Following a series of nearly thirty break-ins, Magnolia residents have turned to the internets to catch the burgular, through a series of extremely misguided tips.
—We had a young white male with a green hooded sweatshirt knock on our door and ask if we would like to sign up for evironmental action support. He walks with a noticeable limp. It seemed really suspicious...I reported this to 911.—[A]round 8:15 pm someone knocked on our door while we were watching American Idol. We weren't expecting anyone and didn't want to be disturbed so we didn't answer and they went away… What do you think they are jotting down after the rest of you have opened up the door?Clues on how to break in?
—This is precisely why we all need to vote Republican. We need to be able to defend ourselves. The barbarians are at the gates people.

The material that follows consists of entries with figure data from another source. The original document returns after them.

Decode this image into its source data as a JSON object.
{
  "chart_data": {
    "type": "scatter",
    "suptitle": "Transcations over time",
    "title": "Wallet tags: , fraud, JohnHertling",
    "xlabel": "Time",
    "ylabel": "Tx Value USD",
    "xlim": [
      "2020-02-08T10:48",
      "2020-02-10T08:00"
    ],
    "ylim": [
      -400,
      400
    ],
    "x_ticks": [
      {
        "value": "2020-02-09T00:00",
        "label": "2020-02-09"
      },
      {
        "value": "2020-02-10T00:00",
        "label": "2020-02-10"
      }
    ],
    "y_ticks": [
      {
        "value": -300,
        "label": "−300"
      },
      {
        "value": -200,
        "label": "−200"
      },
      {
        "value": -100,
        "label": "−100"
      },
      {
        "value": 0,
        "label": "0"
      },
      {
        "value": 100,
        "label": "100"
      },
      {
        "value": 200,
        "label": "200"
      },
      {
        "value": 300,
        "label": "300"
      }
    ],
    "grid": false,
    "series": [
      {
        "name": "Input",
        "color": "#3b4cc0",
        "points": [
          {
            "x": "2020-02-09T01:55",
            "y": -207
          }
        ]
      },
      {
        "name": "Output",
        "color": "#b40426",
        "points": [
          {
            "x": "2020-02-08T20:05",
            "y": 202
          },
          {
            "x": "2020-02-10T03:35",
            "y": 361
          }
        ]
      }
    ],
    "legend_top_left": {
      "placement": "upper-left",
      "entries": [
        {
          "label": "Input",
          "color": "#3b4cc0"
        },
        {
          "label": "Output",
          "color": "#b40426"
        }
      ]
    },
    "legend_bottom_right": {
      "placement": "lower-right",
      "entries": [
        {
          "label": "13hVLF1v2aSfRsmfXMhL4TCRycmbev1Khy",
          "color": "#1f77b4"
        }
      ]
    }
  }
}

—Has anyone considered taking matters into out own hands and organizing some sort of patrols? If we can't count on those bureaucrats to protect us then it seems the burden falls to us.
(Then there is this one that we have edited in a completely unfair and inethical manner:)
—We had a young black female come to our house tonight at 8:30…My 10 year old proceeded to turn on our alarm immediately!
(Sorry about that, we couldn't help ourselves.)
Outcry over pampered bureaucrats, vigilante patrols, nighttime calls to 911, what is going on in our beloved Magnolia?
Please tell us there's a town hall meeting planned for Magnolia residents to air these "grievances." We can't wait to see if the cops keep a straight face.